Si debe inquietar el tiberio del Parlamento vasco sobre la votación de las enmiendas a los presupuestos del Gobierno es porque recuerda demasiado a los que jalonaron la olvidable legislatura anterior. Y porque arruina la esperanza de que comiencen a tenderse en las instituciones relaciones ahora inexistentes en el plano personal y de partido. La violencia de ETA y la bonanza económica disfrutada hasta ahora han actuado de enmascaradores del escandaloso desbarajuste institucional instalado en la comunidad autónoma. Lo extraordinario se ha convertido en norma. Ya no sólo están en prórroga los presupuestos del Gobierno vasco, de las diputaciones de Vizcaya y Guipúzcoa, del Ayuntamiento de Bilbao, así como un puñado de cargos institucionales; hasta el Concierto Económico va a entrar en esa situación de excepcionalidad consentida.

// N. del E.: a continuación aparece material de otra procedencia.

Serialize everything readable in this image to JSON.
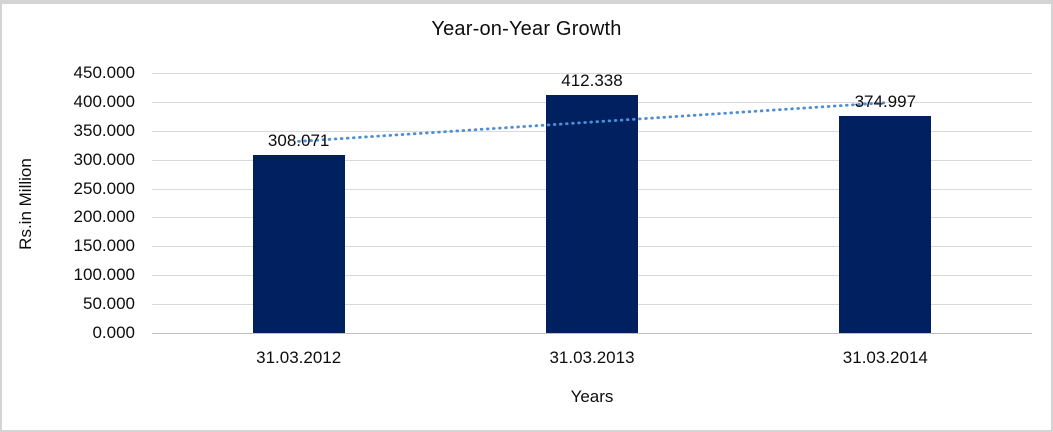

A lo mejor hay que caer más hondo todavía para encontrar la sensatez perdida. No se puede resolver a base de ingeniería reglamentaria la falta de una mayoría suficiente para gobernar con comodidad, del mismo modo que de nada vale hacer desde la oposición ofertas de colaboración si van acompañadas de condiciones imposibles. En una sociedad irreductiblemente plural como es la vasca, y más allá del factor distorsionante de la violencia, la gobernabilidad difícilmente puede garantizarse con gobiernos definidos desde la cohesión ideológica. Los números no suelen cuadrar.

Desde que sufrió la experiencia traumática de la escisión a mediados de los ochenta, el PNV hizo de la necesidad de pactos transversales virtuosismo. La variedad de alianzas trazadas en las diferentes instituciones llegó a ser mareante (con el PSE, PP, EA, EE, ICV y UA, simultáneamente), pero todas esas fórmulas mestizas aseguraron una gobernación sin excesivos sobresaltos y que fue valorada como integradora por la mayoría de la sociedad en los tres territorios.

Recordarlo ahora quizá sea sólo un ejercicio de nostalgia.